Since the water also came in through OBMA’s office’s walls, Knox said, “We are working on sealing up the building so that there is no way for the water to get in . . . then building a dam at the doorway.”
Knox noted extensive flooding also occurred at the parking lot under Shades. “Wings was still closed a few days ago,” she said. “The OB Playhouse got a lot of water, apparently. Businesses with cement or tile floors fared the best because you can immediately suck the water out and clean the floors. What killed us was having a carpet.”
OB also had major flooding problems a few blocks away up at Dreamgirls women’s boutique at 5054 Newport Ave., where the damage was less extensive — but more intensive — on Tuesday, Jan. 5.
“We flooded, and it (only) took a minute,” said Carla Vega, the boutique’s manager. “It was coming in like a river. It (rain) was creeping in.
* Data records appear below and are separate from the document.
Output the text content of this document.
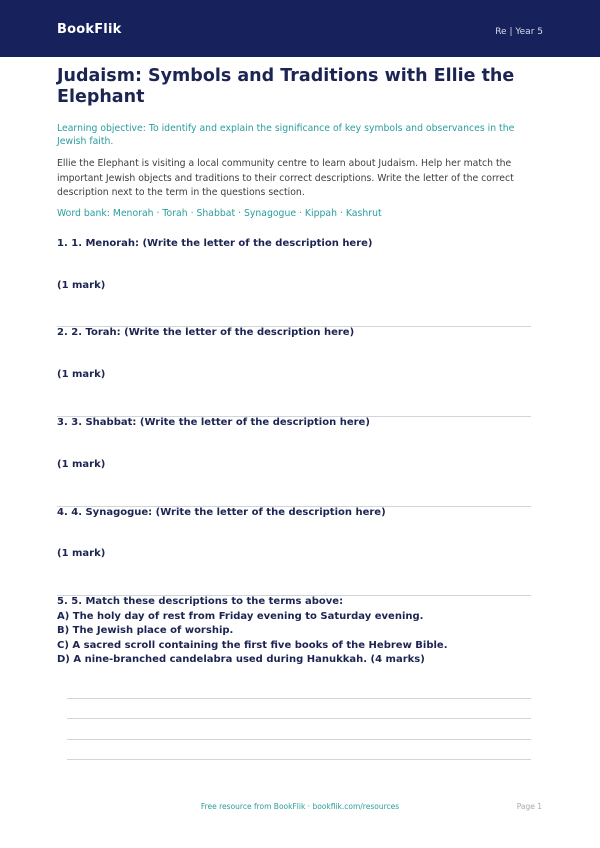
BookFlik	Re | Year 5
Judaism: Symbols and Traditions with Ellie the Elephant
Learning objective: To identify and explain the significance of key symbols and observances in the Jewish faith.
Ellie the Elephant is visiting a local community centre to learn about Judaism. Help her match the important Jewish objects and traditions to their correct descriptions. Write the letter of the correct description next to the term in the questions section.
Word bank: Menorah · Torah · Shabbat · Synagogue · Kippah · Kashrut
1. 1. Menorah: (Write the letter of the description here)
(1 mark)
2. 2. Torah: (Write the letter of the description here)
(1 mark)
3. 3. Shabbat: (Write the letter of the description here)
(1 mark)
4. 4. Synagogue: (Write the letter of the description here)
(1 mark)
5. 5. Match these descriptions to the terms above:
A) The holy day of rest from Friday evening to Saturday evening.
B) The Jewish place of worship.
C) A sacred scroll containing the first five books of the Hebrew Bible.
D) A nine-branched candelabra used during Hanukkah. (4 marks)
Free resource from BookFlik · bookflik.com/resources	Page 1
The next thing you know, it was all the way to the back (of the store) and we were scrambling around trying to get all the electrical wiring off the floor and disconnected.”
After the rest of that day and night of clean-up, Vega said Dreamgirls opened the very next day.
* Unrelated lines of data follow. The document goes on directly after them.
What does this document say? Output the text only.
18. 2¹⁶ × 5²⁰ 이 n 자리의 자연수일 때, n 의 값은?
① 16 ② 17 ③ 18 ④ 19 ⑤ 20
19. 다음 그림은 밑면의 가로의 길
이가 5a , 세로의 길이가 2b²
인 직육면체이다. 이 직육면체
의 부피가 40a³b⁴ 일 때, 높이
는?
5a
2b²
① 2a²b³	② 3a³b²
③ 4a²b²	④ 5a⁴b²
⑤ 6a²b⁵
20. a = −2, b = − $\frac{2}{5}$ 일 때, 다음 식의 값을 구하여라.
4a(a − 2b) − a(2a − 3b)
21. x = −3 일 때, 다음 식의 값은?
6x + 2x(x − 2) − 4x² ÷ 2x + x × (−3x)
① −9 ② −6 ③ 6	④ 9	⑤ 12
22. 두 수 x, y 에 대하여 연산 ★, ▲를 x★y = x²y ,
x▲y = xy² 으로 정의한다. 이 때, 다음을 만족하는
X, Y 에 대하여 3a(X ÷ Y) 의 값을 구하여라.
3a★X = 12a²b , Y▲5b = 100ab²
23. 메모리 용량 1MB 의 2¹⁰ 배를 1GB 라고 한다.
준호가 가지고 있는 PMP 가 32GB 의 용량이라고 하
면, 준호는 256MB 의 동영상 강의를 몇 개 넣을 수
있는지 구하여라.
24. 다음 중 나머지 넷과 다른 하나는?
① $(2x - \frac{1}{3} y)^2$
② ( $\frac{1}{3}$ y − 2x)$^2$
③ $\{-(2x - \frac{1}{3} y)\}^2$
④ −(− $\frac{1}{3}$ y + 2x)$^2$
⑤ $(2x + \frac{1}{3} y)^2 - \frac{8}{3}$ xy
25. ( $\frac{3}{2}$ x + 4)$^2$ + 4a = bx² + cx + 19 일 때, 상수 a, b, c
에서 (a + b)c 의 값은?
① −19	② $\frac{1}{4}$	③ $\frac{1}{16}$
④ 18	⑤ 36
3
Vega said the boutique will be better prepared for the next heavy rain event in this El Nino year.
“We have a gazillion sandbags ready outside the door,” she said, adding there was such a run on sandbags locally that they had to travel miles away to a Home Depot to get them.
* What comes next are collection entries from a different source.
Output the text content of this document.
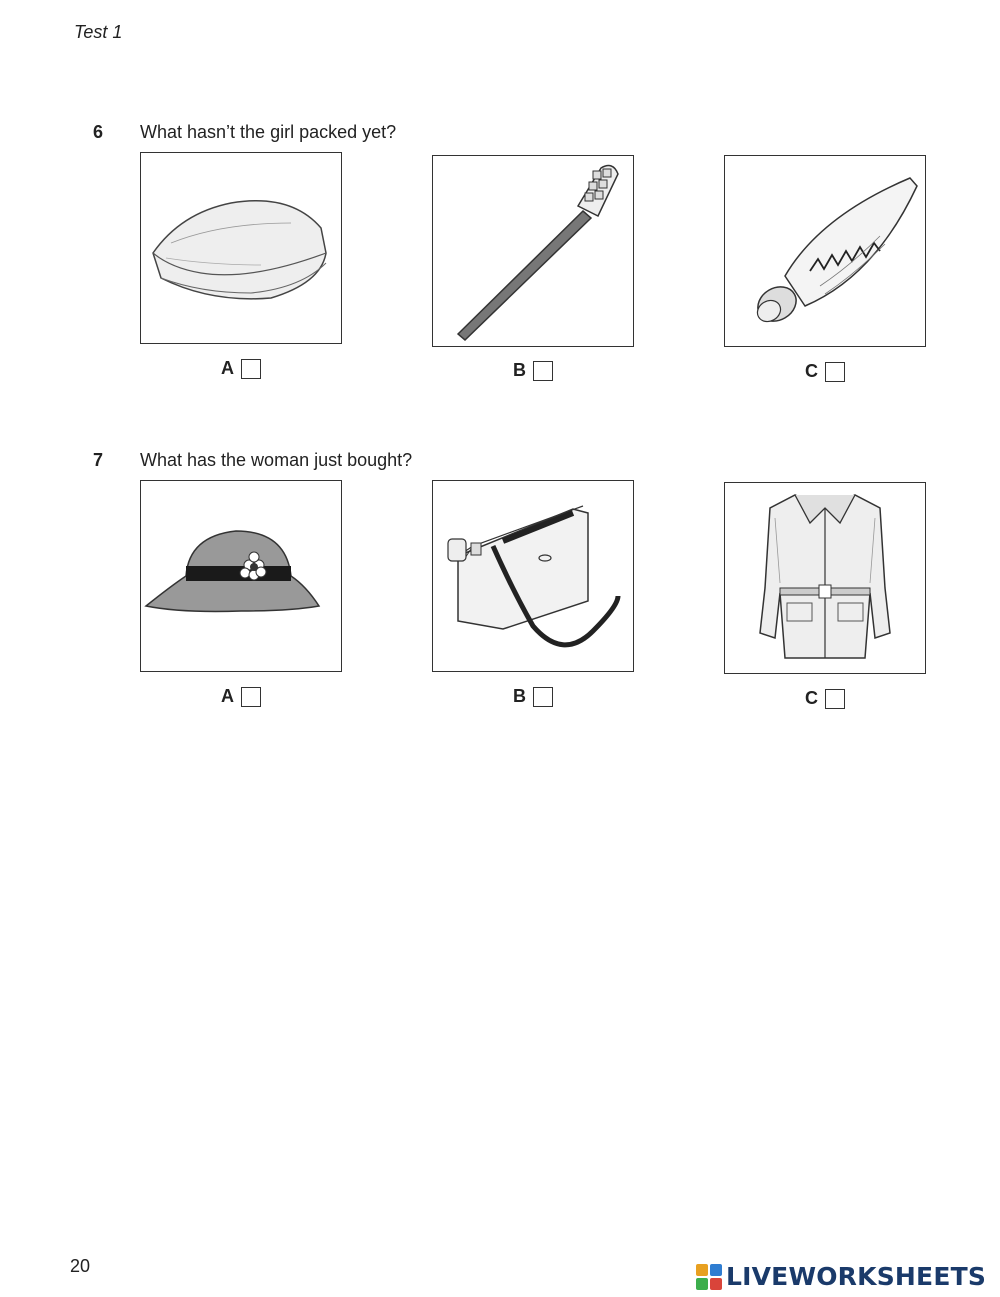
Test 1
6 What hasn’t the girl packed yet?
A	B	C
7 What has the woman just bought?
A	B	C
20	LIVEWORKSHEETS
Meteorologist Jimmy Taeger of the National Weather Service in San Diego said short-term projections indicate a major storm is not expected before the end of January, but added El Nino is something real — not imagined.
“Chances are good of us getting above-normal winter precipitation,” he said.
Taeger said San Diego’s normal rain average per year, most of which falls during the winter, is 10.34 inches.
He said during the six most recent El Nino years that rainfall then has exceeded the yearly average, ranging from a low of 10.99 in the least rainy El Nino year to 18.49 inches during the rainiest year, 1982-83.
El Niño means The Little Boy, or Christ Child in Spanish and refers to the large-scale ocean-atmosphere climate interaction linked to a periodic warming in sea surface temperatures across the central and east-central Equatorial Pacific. Typical El Niño effects are likely to develop over North America during the upcoming winter season.
OBMA’s Knox said their office “should be back up and running in 10 days to 2 weeks. Many local businesses got flooded ,and we are working to compile the information so that we can go to the City and make some changes if possible to lessen the impact when we get heavy rains.”
Knox had one other piece of advice for local merchants.
“Every merchant and many homeowners should have a heck of a lot of sandbags if this happens again,” she said. “We’re at the low point on the coast, and with high tides and lots of rain, it gets a little dicey.”